COVID-19 Vaccine Effective in Patients with Lung Cancer Results from a French study published in the Journal of Thoracic Oncology

COVID-19 Vaccine Effective in Patients with Lung Cancer Results from a French study published in the Journal of Thoracic Oncology

Press Release
Nov 16, 2021

Chris Martin, IASLC Media Relations | [email protected]

DENVER—November 16, 2021—Although the COVID-19 vaccines have been proven safe and effective in the general population, little is known about whether patients with lung cancer would develop a protective anti-spike antibody response because these patients were excluded from most COVID-19 vaccine trials.  Previous studies demonstrated that patients with lung cancer suffered a 30% mortality rate from COVID-19 significantly higher than the general population.

In a new study published today in the Journal of Thoracic Oncology, researchers from France showed that SARS-CoV2 vaccines are safe and effective in patients with thoracic cancer, most of whom are immunized after two doses. A third shot given to 11% of patients with persistent low antibody titers resulted in an 88% immunization rate. The study was conducted by Valérie Gounant, MD and Gérard Zalcman, MD, PhD, from the University Hospital Bichat-Claude Bernard in Paris.  

The researchers enrolled 306 patients with lung cancer, with a median age of 67.0 years. Of these, 283 patients received two vaccine doses at 28-day intervals. SARS-CoV2-spike antibodies were measured using Abbot ARCHITECT SARS-CoV-2 IgG immunoassay, prior to first injection of the mRNA vaccine, as well as after the fourth week, and two-to-16 weeks after second vaccine dose.

After 6.7-month median follow-up, only eight patients (2.6%) contracted proven symptomatic SARS-CoV-2 infection, with rapid favorable evolution. Of 269 serological results available beyond

Day 14 post-second vaccine dose, 17 (6.3%) were still negative, while 34 (11 %) were < 300 AU/mL (12.5th percentile)—the threshold from which a perfect correlation was found between anti-S antibodies and neutralizing antibodies—using a pseudo-neutralization assay.

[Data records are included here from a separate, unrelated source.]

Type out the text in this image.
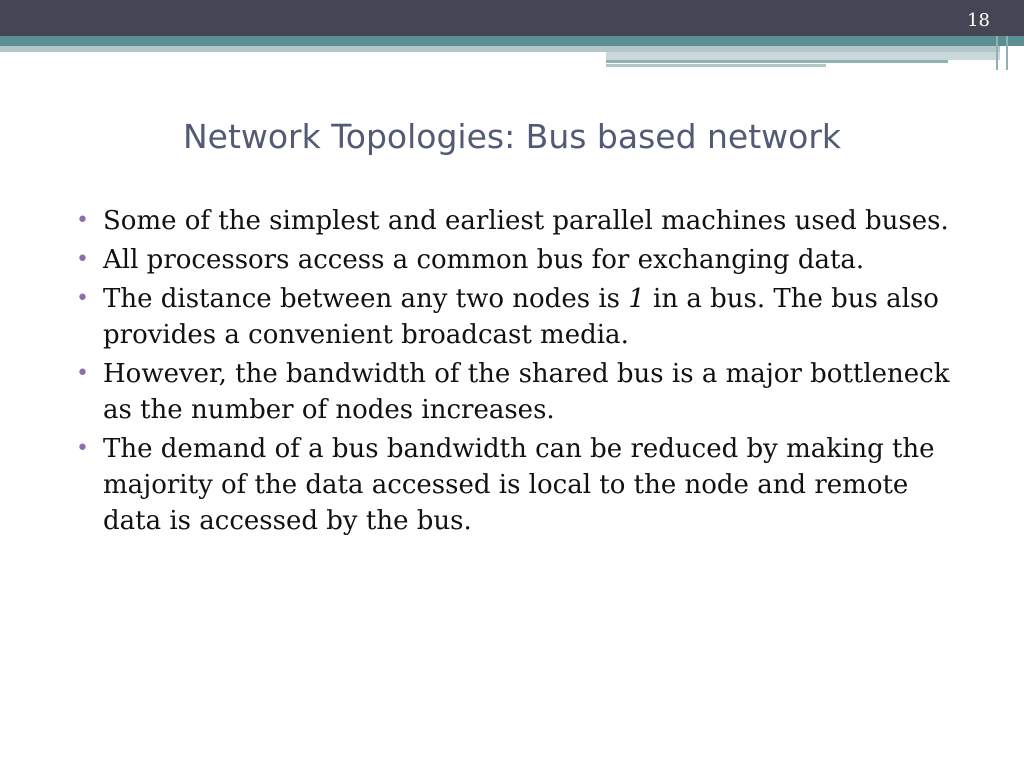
18
Network Topologies: Bus based network
• Some of the simplest and earliest parallel machines used buses.
• All processors access a common bus for exchanging data.
• The distance between any two nodes is 1 in a bus. The bus also provides a convenient broadcast media.
• However, the bandwidth of the shared bus is a major bottleneck as the number of nodes increases.
• The demand of a bus bandwidth can be reduced by making the majority of the data accessed is local to the node and remote data is accessed by the bus.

In multivariate analysis, only age, chemotherapy as last systemic treatment within 3 months, and chronic corticosteroid treatment were significantly associated with a lack of immunization. Thirty patients received a third vaccine dose, with only three patients showing persistent negative serology thereafter, whereas the others demonstrated clear seroconversion.

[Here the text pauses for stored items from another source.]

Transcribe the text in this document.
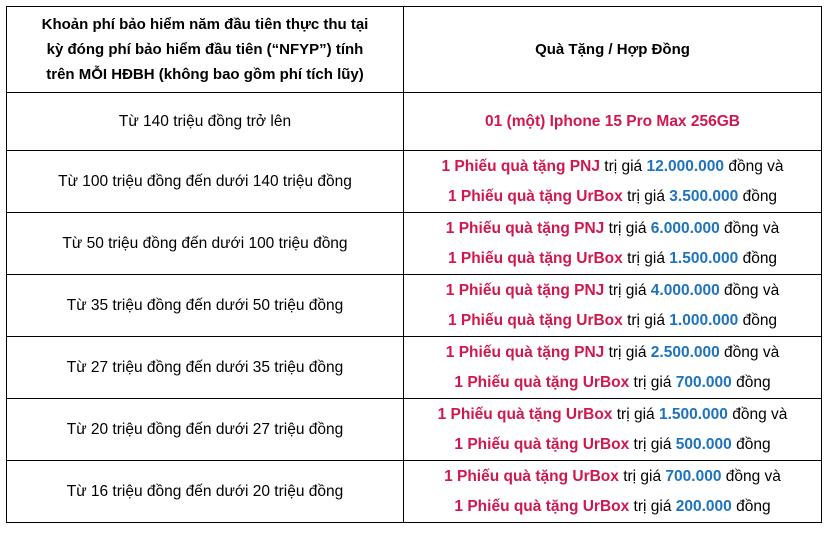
Khoản phí bảo hiểm năm đầu tiên thực thu tại
kỳ đóng phí bảo hiểm đầu tiên (“NFYP”) tính
trên MỖI HĐBH (không bao gồm phí tích lũy)	Quà Tặng / Hợp Đồng
Từ 140 triệu đồng trở lên	01 (một) Iphone 15 Pro Max 256GB
Từ 100 triệu đồng đến dưới 140 triệu đồng	1 Phiếu quà tặng PNJ trị giá 12.000.000 đồng và
1 Phiếu quà tặng UrBox trị giá 3.500.000 đồng

Từ 50 triệu đồng đến dưới 100 triệu đồng	1 Phiếu quà tặng PNJ trị giá 6.000.000 đồng và
1 Phiếu quà tặng UrBox trị giá 1.500.000 đồng

Từ 35 triệu đồng đến dưới 50 triệu đồng	1 Phiếu quà tặng PNJ trị giá 4.000.000 đồng và
1 Phiếu quà tặng UrBox trị giá 1.000.000 đồng

Từ 27 triệu đồng đến dưới 35 triệu đồng	1 Phiếu quà tặng PNJ trị giá 2.500.000 đồng và
1 Phiếu quà tặng UrBox trị giá 700.000 đồng

Từ 20 triệu đồng đến dưới 27 triệu đồng	1 Phiếu quà tặng UrBox trị giá 1.500.000 đồng và
1 Phiếu quà tặng UrBox trị giá 500.000 đồng

Từ 16 triệu đồng đến dưới 20 triệu đồng	1 Phiếu quà tặng UrBox trị giá 700.000 đồng và
1 Phiếu quà tặng UrBox trị giá 200.000 đồng
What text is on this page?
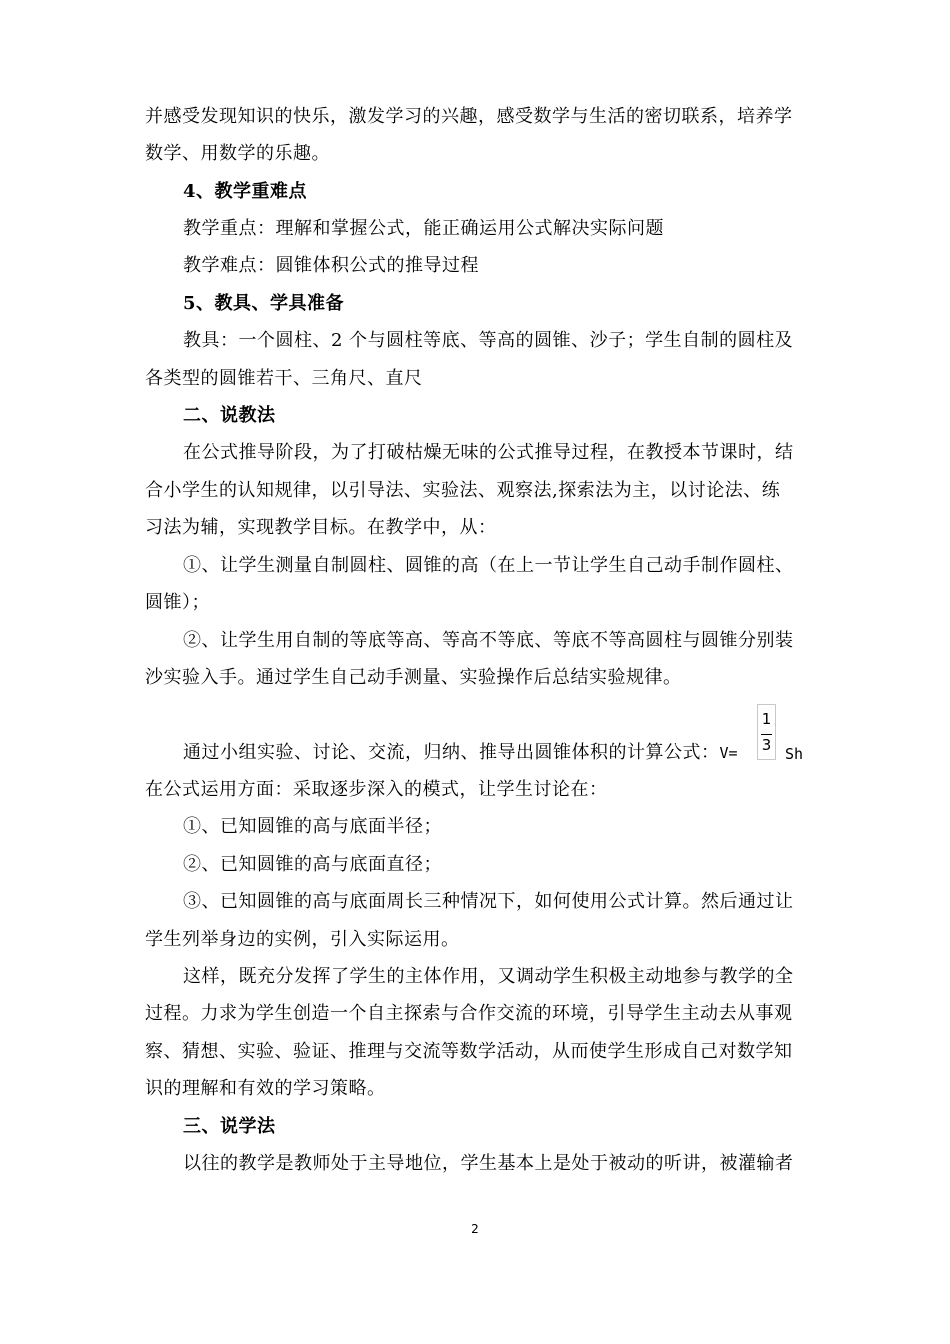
并感受发现知识的快乐，激发学习的兴趣，感受数学与生活的密切联系，培养学
数学、用数学的乐趣。
4、教学重难点
教学重点：理解和掌握公式，能正确运用公式解决实际问题
教学难点：圆锥体积公式的推导过程
5、教具、学具准备
教具：一个圆柱、2 个与圆柱等底、等高的圆锥、沙子；学生自制的圆柱及
各类型的圆锥若干、三角尺、直尺
二、说教法
在公式推导阶段，为了打破枯燥无味的公式推导过程，在教授本节课时，结
合小学生的认知规律，以引导法、实验法、观察法,探索法为主，以讨论法、练
习法为辅，实现教学目标。在教学中，从：
①、让学生测量自制圆柱、圆锥的高（在上一节让学生自己动手制作圆柱、
圆锥）；
②、让学生用自制的等底等高、等高不等底、等底不等高圆柱与圆锥分别装
沙实验入手。通过学生自己动手测量、实验操作后总结实验规律。
通过小组实验、讨论、交流，归纳、推导出圆锥体积的计算公式：V=
1
3 Sh
在公式运用方面：采取逐步深入的模式，让学生讨论在：
①、已知圆锥的高与底面半径；
②、已知圆锥的高与底面直径；
③、已知圆锥的高与底面周长三种情况下，如何使用公式计算。然后通过让
学生列举身边的实例，引入实际运用。
这样，既充分发挥了学生的主体作用，又调动学生积极主动地参与教学的全
过程。力求为学生创造一个自主探索与合作交流的环境，引导学生主动去从事观
察、猜想、实验、验证、推理与交流等数学活动，从而使学生形成自己对数学知
识的理解和有效的学习策略。
三、说学法
以往的教学是教师处于主导地位，学生基本上是处于被动的听讲，被灌输者
2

No anaphylaxis reaction occurred among the 306 patients, with 587 vaccine doses administered. Safety data were available for 278 patients (90.1%), without significant safety concerns.

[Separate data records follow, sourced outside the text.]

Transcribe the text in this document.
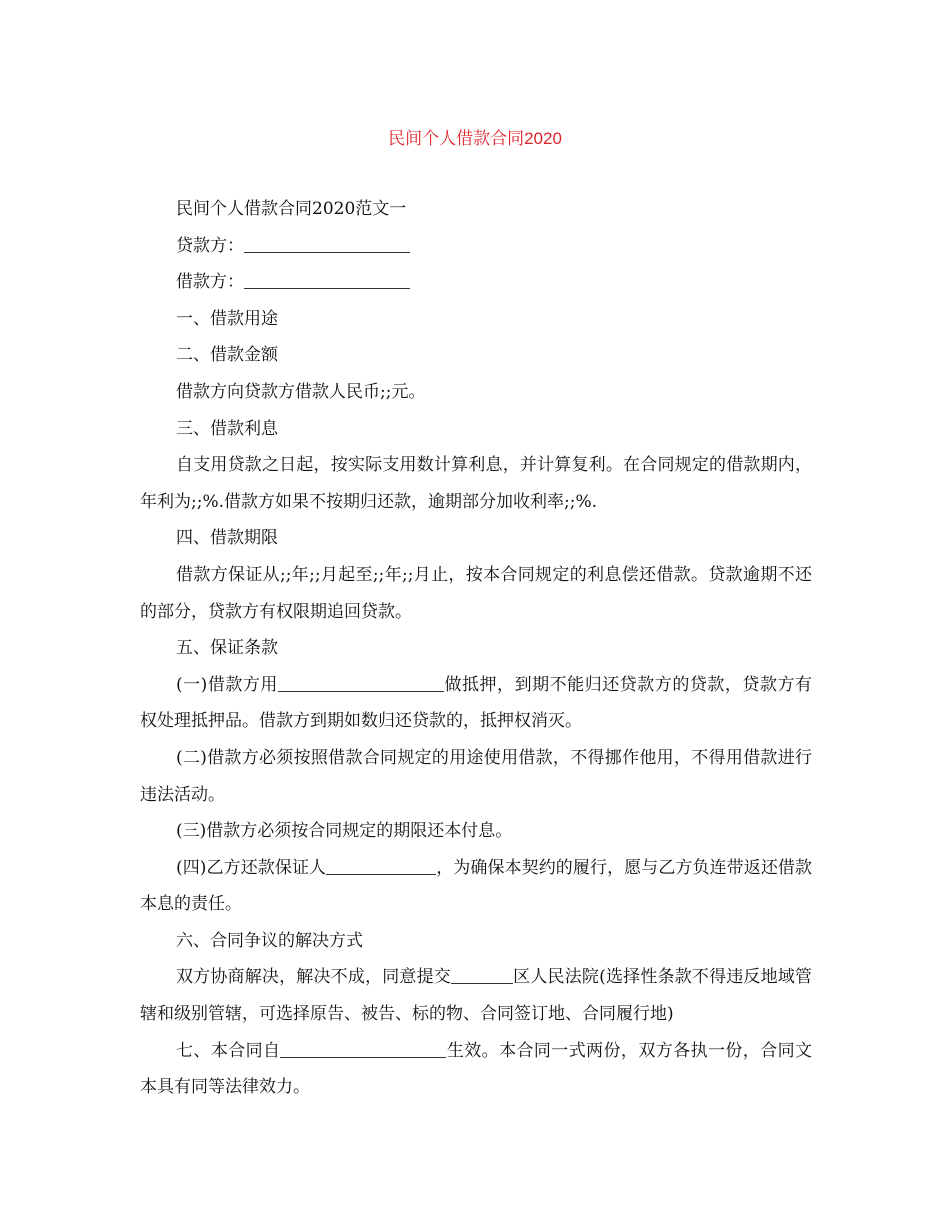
民间个人借款合同2020

民间个人借款合同2020范文一

贷款方：

借款方：

一、借款用途

二、借款金额

借款方向贷款方借款人民币;;元。

三、借款利息

自支用贷款之日起，按实际支用数计算利息，并计算复利。在合同规定的借款期内，年利为;;%.借款方如果不按期归还款，逾期部分加收利率;;%.

四、借款期限

借款方保证从;;年;;月起至;;年;;月止，按本合同规定的利息偿还借款。贷款逾期不还的部分，贷款方有权限期追回贷款。

五、保证条款

(一)借款方用	做抵押，到期不能归还贷款方的贷款，贷款方有权处理抵押品。借款方到期如数归还贷款的，抵押权消灭。

(二)借款方必须按照借款合同规定的用途使用借款，不得挪作他用，不得用借款进行违法活动。

(三)借款方必须按合同规定的期限还本付息。

(四)乙方还款保证人	，为确保本契约的履行，愿与乙方负连带返还借款本息的责任。

六、合同争议的解决方式

双方协商解决，解决不成，同意提交	区人民法院(选择性条款不得违反地域管辖和级别管辖，可选择原告、被告、标的物、合同签订地、合同履行地)

七、本合同自	生效。本合同一式两份，双方各执一份，合同文本具有同等法律效力。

“Although, this report involves, to the best our knowledge, the largest series of patients [with thoracic cancer] receiving anti-SARS-CoV-2 mRNA vaccines that has been published to date, the sample size of the different patient subsets remains limited,” the authors write.

About the IASLC
The International Association for the Study of Lung Cancer (IASLC) is the only global organization dedicated solely to the study of lung cancer and other thoracic malignancies. Founded in 1974, the association's membership includes more than 7,500 lung cancer specialists across all disciplines in over 100 countries, forming a global network working together to conquer lung and thoracic cancers worldwide. The association also publishes the Journal of Thoracic Oncology, the primary educational and informational publication for topics relevant to the prevention, detection, diagnosis and treatment of all thoracic malignancies. Visit www.iaslc.org for more information.

About the JTO
Journal of Thoracic Oncology (JTO), the official journal of the International Association for the Study of Lung Cancer, is the primary educational and informational publication for topics relevant to the prevention, detection, diagnosis, and treatment of all thoracic malignancies. JTO emphasizes a multidisciplinary approach and includes original research reviews and opinion pieces. The audience includes epidemiologists, medical oncologists, radiation oncologists, thoracic surgeons, pulmonologists, radiologists, pathologists, nuclear medicine physicians, and research scientists with a special interest in thoracic oncology.